Dr. Andrew Yeager of the University of Pittsburgh School of Medicine
acknowledges a shortage of studies showing the long-term outcome for patients,
but says he believes they are a viable option for people over 60. In fact,
patients as old as 71 have received the less-intensive transplants at his
facility, he says.
"It is no longer a rarity to do transplants in those older patients, and
the use of these low-intensity regimens has made that possible," he says.
The average age for onset of leukemia is 65 to 70, Yeager says, and denying
transplants to such patients "excludes at least half of the potentially
salvageable patients."
Researchers have said that some minitransplants can be done on an
outpatient basis, making them much less expensive than standard transplants.
But hospitals and insurers balk at providing cost estimates, and a Hershey
Medical Center spokesman said "it could easily be upward of $300,000,
depending on the complexity of the case."
On June 23, the Ashes appealed the transplant denial to their insurer. Five
weeks later, the insurer told them the appeal had been rejected. They
contacted the Pennsylvania Insurance Department, which said it could not help
because the Asbestos Workers Local 23 plan is self-funded, rather than a
private plan.
But the Ashes have continued to hope for help, writing public officials and
pursuing a federal appeal.
Last month they sought a second opinion at The Johns Hopkins Hospital in
Baltimore, which said it could offer nothing more.
Living each day:
The window of hope is closing -- if it's not already shut.
Hoping to obtain the transplant and fight about insurance later, Jerry Ash
recently proposed mortgaging their house to finance the surgery.
But he says Claxton urged the couple to enjoy their remaining time and tend
to matters such as a living will. Claxton, who responded to several e-mailed
questions, declined to be interviewed.
Ash wears a mask against infections when she goes outside, since the drugs
to fight leukemia wiped out her immune system. She must stay away from
chemicals, so her daughters clean her house.
"About all you can do is throw the wash in the washer and shut the lid and
go. It really slows you down, I'll tell you," she says.
She said she feels OK until her blood platelets drop low and she needs a
transfusion, which sometimes takes most of the day.
After each medical appointment, Jerry Ash sits at a table, surrounded by
piles of insurance and medical papers, and carefully records his wife's
various blood counts on a hand-lined chart.
Inside the refrigerator sits a mixture he makes in a blender using five
pounds of apples, two pounds of carrots, a red beet and barley grass, which he
orders from California for $128 for a two-month supply. He found the recipe in
a video titled "I'm Not Afraid of Cancer Anymore," made by a woman who says
she recovered from cancer without chemotherapy or radiation.
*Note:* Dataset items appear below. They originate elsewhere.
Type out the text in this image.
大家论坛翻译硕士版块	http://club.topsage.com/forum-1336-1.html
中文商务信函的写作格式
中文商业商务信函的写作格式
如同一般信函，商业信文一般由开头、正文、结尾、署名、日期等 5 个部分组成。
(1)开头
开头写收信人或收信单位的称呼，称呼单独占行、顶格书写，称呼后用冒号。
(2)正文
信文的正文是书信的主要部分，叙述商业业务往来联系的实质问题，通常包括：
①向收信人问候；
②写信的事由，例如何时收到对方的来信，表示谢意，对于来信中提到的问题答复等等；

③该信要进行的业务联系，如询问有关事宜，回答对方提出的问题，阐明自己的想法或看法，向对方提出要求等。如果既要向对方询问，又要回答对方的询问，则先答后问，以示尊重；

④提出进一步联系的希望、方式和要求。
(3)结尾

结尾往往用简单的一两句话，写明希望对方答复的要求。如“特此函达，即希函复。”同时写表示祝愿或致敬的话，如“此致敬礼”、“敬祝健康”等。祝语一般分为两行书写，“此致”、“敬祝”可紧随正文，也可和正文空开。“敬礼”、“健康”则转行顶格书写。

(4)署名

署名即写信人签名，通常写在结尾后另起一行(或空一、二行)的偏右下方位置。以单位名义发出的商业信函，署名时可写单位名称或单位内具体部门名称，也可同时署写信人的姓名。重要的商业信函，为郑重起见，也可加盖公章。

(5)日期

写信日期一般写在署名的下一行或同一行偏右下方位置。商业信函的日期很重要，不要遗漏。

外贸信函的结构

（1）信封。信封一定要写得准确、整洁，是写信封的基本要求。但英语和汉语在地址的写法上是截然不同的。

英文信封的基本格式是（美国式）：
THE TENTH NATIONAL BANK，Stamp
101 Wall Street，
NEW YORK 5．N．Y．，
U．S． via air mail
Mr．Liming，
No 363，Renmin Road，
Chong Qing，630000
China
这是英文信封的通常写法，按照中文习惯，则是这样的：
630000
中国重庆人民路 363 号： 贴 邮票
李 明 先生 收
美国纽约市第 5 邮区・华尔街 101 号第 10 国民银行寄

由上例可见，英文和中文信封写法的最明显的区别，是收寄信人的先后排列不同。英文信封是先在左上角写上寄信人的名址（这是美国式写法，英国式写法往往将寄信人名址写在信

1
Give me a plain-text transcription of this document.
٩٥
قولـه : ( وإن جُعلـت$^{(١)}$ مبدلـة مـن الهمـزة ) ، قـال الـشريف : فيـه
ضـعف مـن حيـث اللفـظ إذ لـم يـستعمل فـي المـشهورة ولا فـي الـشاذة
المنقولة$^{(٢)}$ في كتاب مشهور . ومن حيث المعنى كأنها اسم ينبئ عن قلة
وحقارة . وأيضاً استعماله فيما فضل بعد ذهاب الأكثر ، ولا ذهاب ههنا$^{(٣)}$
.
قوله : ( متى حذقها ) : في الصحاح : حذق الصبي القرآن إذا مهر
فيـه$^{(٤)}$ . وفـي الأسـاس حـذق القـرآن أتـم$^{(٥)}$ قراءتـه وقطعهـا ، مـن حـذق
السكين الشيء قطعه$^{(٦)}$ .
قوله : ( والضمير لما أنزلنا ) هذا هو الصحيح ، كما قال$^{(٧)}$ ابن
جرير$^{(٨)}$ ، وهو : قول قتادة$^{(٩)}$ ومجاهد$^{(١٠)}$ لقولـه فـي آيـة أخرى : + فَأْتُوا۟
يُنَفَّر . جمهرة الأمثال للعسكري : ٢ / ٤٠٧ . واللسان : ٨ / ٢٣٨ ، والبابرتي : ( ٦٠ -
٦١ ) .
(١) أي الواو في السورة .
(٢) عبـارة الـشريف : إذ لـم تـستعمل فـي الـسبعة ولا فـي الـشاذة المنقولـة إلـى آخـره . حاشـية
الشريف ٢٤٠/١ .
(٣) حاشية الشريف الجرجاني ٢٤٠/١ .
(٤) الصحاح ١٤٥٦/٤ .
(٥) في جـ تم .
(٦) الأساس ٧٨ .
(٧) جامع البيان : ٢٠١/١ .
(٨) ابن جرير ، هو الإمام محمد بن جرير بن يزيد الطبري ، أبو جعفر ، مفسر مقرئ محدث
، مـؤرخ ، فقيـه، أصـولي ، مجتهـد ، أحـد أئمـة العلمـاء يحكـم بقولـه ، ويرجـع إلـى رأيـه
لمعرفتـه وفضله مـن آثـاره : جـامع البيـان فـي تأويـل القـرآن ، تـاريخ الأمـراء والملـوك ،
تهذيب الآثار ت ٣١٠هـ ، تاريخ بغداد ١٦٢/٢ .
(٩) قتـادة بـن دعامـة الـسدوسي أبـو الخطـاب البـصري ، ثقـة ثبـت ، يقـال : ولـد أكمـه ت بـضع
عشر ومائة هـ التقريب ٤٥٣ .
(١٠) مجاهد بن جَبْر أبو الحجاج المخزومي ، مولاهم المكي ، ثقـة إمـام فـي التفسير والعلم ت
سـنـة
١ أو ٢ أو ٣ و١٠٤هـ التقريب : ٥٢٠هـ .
He hopes it will boost his wife's immune system and flush the toxic drugs
from her liver. But she's frequently nauseous, and it has become hard for her
to drink.
Jerry Ash worked with asbestos for 43 years -- installing it in buildings
until 1970, then removing it after it was recognized as a health hazard. They
always figured he would be the one to get cancer.
Meanwhile, the Ashes play phone tag with the National Institutes of Health,
hoping for a clinical trial that offers an experimental treatment -- and a
chance to live.
"The miracle might be laying right there," Jerry Ash says.